HUTCHMED reports a remarkable year in 2021, with oncology/immunology revenues soaring 296% to $119.6 million, driven by strong sales of ELUNATE®, SULANDA®, and ORPATHYS®. The company completed enrollment for the FRESCO-2 global Phase III study of fruquintinib and initiated multiple registration studies for ORPATHYS® in various cancers. With over $1 billion in cash, HUTCHMED plans to expand globally and launch new products. Total revenues rose 56% to $356.1 million, yet net loss increased to $194.6 million. Financial guidance for 2022 suggests oncology revenues between $160-$190 million.
HUTCHMED has received approval to market fruquintinib (ELUNATE®) in Macau, marking it as the first homegrown innovative oncology drug based on clinical data from China. This approval follows updates to drug importation regulations in Macau. Originally approved for metastatic colorectal cancer in China in September 2018, fruquintinib shows potential for further clinical applications. HUTCHMED's COO expressed optimism about patient access to this drug in Macau and its promising safety profile in combination therapies.
HUTCHMED (Nasdaq/AIM: HCM; SEHK: 13) will announce its final results for the fiscal year ending December 31, 2021, on March 3, 2022, at 7:00 am EST. Following this, a conference call and audio webcast will commence at 8:00 am EST, featuring a Q&A session with management. HUTCHMED is a biopharmaceutical company dedicated to the development of targeted therapies and immunotherapies for cancer and related diseases. The company employs over 4,600 personnel, with a focus on advancing its oncology drug candidates.
HUTCHMED has initiated a Phase Ib/II study in China for HMPL-453, a selective FGFR inhibitor, in combination with chemotherapy or toripalimab.
The trial aims to evaluate the safety and initial efficacy in patients with advanced solid tumors. The first patient was dosed on January 22, 2022. This multi-center study includes a dose escalation phase followed by a dose expansion phase targeting gastric cancer and other conditions.
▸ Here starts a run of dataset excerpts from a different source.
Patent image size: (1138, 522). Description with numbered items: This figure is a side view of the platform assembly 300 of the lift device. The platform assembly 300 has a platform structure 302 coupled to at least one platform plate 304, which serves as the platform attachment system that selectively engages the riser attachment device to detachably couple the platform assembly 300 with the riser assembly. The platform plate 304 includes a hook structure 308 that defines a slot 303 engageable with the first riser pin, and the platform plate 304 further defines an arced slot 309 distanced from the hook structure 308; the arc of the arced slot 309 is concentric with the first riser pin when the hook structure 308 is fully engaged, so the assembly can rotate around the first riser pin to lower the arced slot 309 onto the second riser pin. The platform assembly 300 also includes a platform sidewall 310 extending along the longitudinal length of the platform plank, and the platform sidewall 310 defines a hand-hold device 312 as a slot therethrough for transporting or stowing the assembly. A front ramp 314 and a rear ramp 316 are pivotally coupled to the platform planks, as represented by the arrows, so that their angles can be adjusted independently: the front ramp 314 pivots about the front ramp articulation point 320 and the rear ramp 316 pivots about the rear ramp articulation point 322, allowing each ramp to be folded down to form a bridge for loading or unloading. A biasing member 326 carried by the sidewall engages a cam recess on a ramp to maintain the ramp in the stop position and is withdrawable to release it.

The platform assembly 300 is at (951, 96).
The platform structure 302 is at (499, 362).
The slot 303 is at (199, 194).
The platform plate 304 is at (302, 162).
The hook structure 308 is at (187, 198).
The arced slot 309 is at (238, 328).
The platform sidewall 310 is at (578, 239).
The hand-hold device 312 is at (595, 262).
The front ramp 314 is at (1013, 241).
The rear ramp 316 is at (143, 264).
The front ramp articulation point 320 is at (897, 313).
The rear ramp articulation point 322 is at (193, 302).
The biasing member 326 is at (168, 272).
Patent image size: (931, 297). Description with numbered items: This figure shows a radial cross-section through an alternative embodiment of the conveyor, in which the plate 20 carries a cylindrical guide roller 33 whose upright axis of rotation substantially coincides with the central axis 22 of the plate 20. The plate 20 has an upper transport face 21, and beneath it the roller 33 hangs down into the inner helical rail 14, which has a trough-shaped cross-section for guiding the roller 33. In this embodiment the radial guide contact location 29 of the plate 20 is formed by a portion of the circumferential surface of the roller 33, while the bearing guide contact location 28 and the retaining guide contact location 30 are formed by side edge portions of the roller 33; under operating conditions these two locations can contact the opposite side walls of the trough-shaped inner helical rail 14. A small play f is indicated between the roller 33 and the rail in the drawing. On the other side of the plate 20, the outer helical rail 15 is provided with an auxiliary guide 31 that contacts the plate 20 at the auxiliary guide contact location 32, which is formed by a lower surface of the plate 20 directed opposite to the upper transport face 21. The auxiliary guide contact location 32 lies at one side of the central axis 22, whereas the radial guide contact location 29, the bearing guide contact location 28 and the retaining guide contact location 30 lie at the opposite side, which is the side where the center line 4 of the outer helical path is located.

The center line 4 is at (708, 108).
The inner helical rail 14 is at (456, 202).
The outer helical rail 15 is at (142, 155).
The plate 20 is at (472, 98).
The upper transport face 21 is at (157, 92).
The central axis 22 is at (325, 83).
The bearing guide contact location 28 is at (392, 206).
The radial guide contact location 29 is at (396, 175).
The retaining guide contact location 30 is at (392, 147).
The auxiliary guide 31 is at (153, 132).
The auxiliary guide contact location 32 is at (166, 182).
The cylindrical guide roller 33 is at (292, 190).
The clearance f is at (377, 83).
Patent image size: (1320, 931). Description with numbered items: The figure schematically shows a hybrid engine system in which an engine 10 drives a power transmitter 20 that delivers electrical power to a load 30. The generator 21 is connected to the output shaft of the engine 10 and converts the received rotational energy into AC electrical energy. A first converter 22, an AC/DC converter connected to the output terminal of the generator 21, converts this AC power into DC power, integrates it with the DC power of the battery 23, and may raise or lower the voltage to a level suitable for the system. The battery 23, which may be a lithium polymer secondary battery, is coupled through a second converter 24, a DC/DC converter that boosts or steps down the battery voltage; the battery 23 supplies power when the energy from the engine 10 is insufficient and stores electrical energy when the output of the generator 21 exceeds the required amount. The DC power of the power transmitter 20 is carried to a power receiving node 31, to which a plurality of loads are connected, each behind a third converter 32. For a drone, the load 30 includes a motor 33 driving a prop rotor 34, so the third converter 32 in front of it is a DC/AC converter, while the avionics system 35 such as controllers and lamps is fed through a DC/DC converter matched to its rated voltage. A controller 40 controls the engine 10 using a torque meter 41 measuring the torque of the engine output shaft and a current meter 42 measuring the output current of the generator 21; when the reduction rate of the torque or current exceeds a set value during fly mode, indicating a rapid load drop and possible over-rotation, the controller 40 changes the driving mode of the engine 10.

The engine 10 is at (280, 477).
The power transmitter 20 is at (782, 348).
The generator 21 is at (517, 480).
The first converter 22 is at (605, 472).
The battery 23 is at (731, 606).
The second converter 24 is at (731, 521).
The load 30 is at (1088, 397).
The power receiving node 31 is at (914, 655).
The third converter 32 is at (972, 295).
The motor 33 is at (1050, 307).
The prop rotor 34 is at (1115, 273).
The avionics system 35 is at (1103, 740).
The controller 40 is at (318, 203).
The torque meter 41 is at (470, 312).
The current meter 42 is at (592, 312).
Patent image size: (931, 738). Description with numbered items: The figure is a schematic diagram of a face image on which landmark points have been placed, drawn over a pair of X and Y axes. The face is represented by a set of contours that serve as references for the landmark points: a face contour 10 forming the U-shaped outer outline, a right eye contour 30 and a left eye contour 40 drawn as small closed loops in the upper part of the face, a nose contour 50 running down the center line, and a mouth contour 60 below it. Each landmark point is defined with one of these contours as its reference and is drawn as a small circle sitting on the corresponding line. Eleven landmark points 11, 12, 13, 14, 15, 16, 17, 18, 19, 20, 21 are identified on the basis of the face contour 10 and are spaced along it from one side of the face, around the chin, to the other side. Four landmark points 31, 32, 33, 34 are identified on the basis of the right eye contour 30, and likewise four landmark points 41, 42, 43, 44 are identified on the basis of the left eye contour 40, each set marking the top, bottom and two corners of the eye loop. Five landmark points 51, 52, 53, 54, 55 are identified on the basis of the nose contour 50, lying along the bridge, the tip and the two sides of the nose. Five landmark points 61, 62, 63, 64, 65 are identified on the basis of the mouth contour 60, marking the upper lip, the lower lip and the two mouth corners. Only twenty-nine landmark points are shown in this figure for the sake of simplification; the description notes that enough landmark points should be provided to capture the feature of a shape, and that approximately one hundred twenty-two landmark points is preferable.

HUTCHMED retains all global rights to HMPL-453, which addresses key tumor growth factors and is currently involved in further clinical studies, including HMPL-453 monotherapy for intrahepatic cholangiocarcinoma.
HUTCHMED has initiated a Phase I clinical trial for HMPL-653, a selective CSF-1R inhibitor, in China as of January 18, 2022. This multicenter trial aims to evaluate the safety, tolerability, and preliminary efficacy in patients with advanced solid tumors and tenosynovial giant cell tumors (TGCT). Around 110 patients will be enrolled. With no CSF-1R inhibitors currently approved in China, this trial addresses a significant unmet medical need. HUTCHMED retains all worldwide rights to HMPL-653, furthering its commitment to innovative cancer therapies.
HUTCHMED announced that updated analysis of the ongoing Phase I/Ib trial of fruquintinib will be presented at the 2022 ASCO Gastrointestinal Cancers Symposium on January 22, 2022. The study focuses on patients with advanced solid tumors, specifically looking at the preliminary results of the dose expansion cohorts in refractory metastatic colorectal cancer. Colorectal cancer is a significant health issue worldwide, with an estimated 915,000 deaths in 2020. Fruquintinib, an oral VEGFR inhibitor, is already approved in China for metastatic CRC and is being studied for various combinations with other therapies.